Massimo Cappuccini in un editoriale comunica la decisione di ridurre la foliazione del giornale: "E' ora, per chi lo ha apprezzato, di stringersi atttorno al giornale e di sostenerlo"

E' crisi per un altra voce dell'informazione parmigiana, Dopo Teleducato anche il quotidiano La Sera di Parma, esperienza editoriale nata otto mesi fa, che aveva riportato d'attualità l'uscita nel tardo pomeriggio, naviga in cattive acque e fa appello ai lettori di "stringersi attorno al giornale e alla redazione e sostenerlo nell'unico modo possibile, comprandolo". E' il direttore Massimo Cappuccini, dalle pagine di un editoriale, a lanciare l'appello. Prima c'era stato l'inaspettato cambiamento nell'orario d'uscita, dal pomeriggio alla mattina come gli altri quotidiani, ora sembra che le cose nella redazione di via Bixio non vadano al meglio. 
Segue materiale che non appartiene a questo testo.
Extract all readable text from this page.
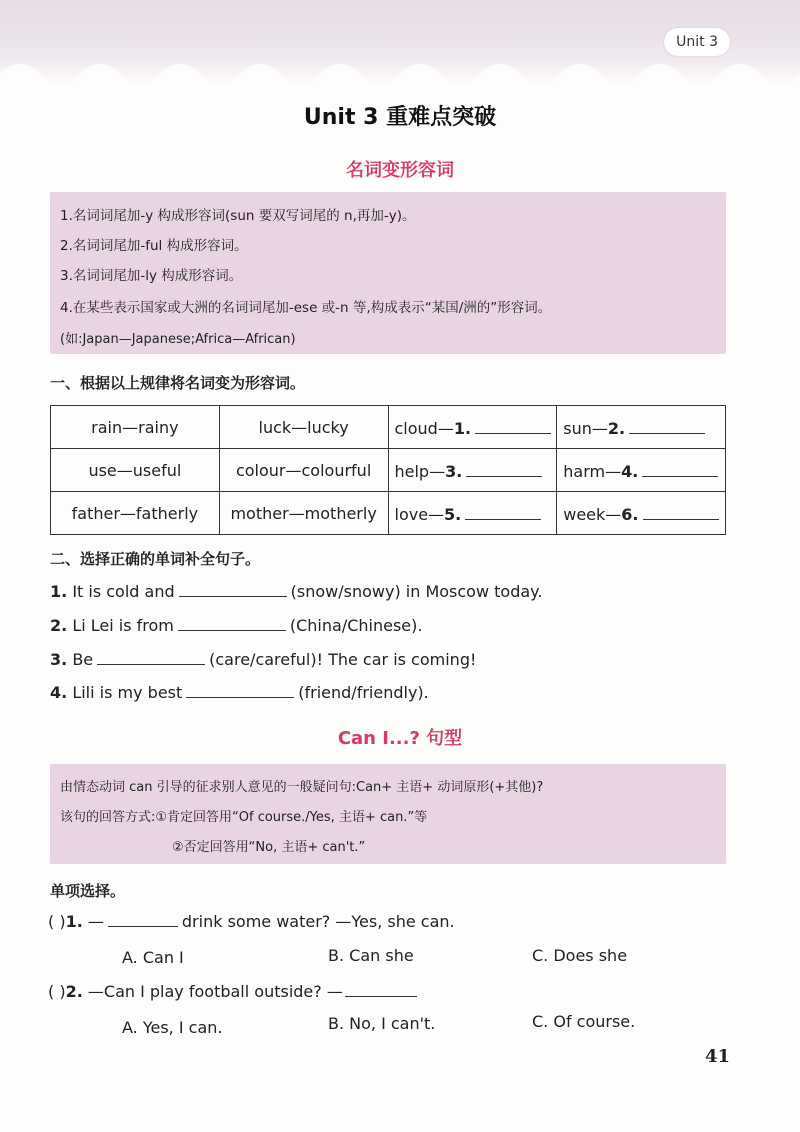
Unit 3
Unit 3 重难点突破
名词变形容词
1.名词词尾加-y 构成形容词(sun 要双写词尾的 n,再加-y)。
2.名词词尾加-ful 构成形容词。
3.名词词尾加-ly 构成形容词。
4.在某些表示国家或大洲的名词词尾加-ese 或-n 等,构成表示“某国/洲的”形容词。
(如:Japan—Japanese;Africa—African)
一、根据以上规律将名词变为形容词。
rain—rainy	luck—lucky	cloud—1.	sun—2.
use—useful	colour—colourful	help—3.	harm—4.
father—fatherly	mother—motherly	love—5.	week—6.
二、选择正确的单词补全句子。
1. It is cold and	(snow/snowy) in Moscow today.
2. Li Lei is from	(China/Chinese).
3. Be	(care/careful)! The car is coming!
4. Lili is my best	(friend/friendly).
Can I...? 句型
由情态动词 can 引导的征求别人意见的一般疑问句:Can+ 主语+ 动词原形(+其他)?
该句的回答方式:①肯定回答用“Of course./Yes, 主语+ can.”等
②否定回答用“No, 主语+ can't.”
单项选择。
( )1. —	drink some water? —Yes, she can.
A. Can I	B. Can she	C. Does she
( )2. —Can I play football outside? —
A. Yes, I can.	B. No, I can't.	C. Of course.
41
"Cari lettori, in un editoriale di qualche tempo fa mettevo nero su bianco quanto andiamo sostenendo fin dall’inizio dell’avventura de La Sera: “I giornali – quelli veri - senza lettori non si possono proprio fare”. In quasi otto mesi di avventura editoriale abbiamo avuto il privilegio di raccontare, rispondendo sostanzialmente solo a noi stessi e a voi, un pezzo di storia parmigiana che con ogni probabilità rimarrà nella memoria collettiva della nostra città per molto tempo ancora. Lo abbiamo fatto confidando nel fatto che Parma fosse all’alba di una rinascita che avrebbe portato un numero significativo di lettori a riconoscersi in un progetto di giornale nato “dal basso” e che offriva loro, in modo per noi onesto e diretto, un punto di vista alternativo su quanto stava accadendo".

Da qui la decisione di ridurre la foliazione del quotidiano per cercare di contenere i costi.  "La Sera ha però ancora voglia di farcela ed è per questo motivo che quello che state leggendo non è un editoriale di commiato, ma vuole essere l’annuncio di un cambio di rotta doloroso ma necessario. Già dalla prossima settimana faremo un giornale di dimensioni ridotte per garantirci la possibilità di poter continuare a raccontare, a chi lo vorrà, quanto accadrà in città nei prossimi mesi".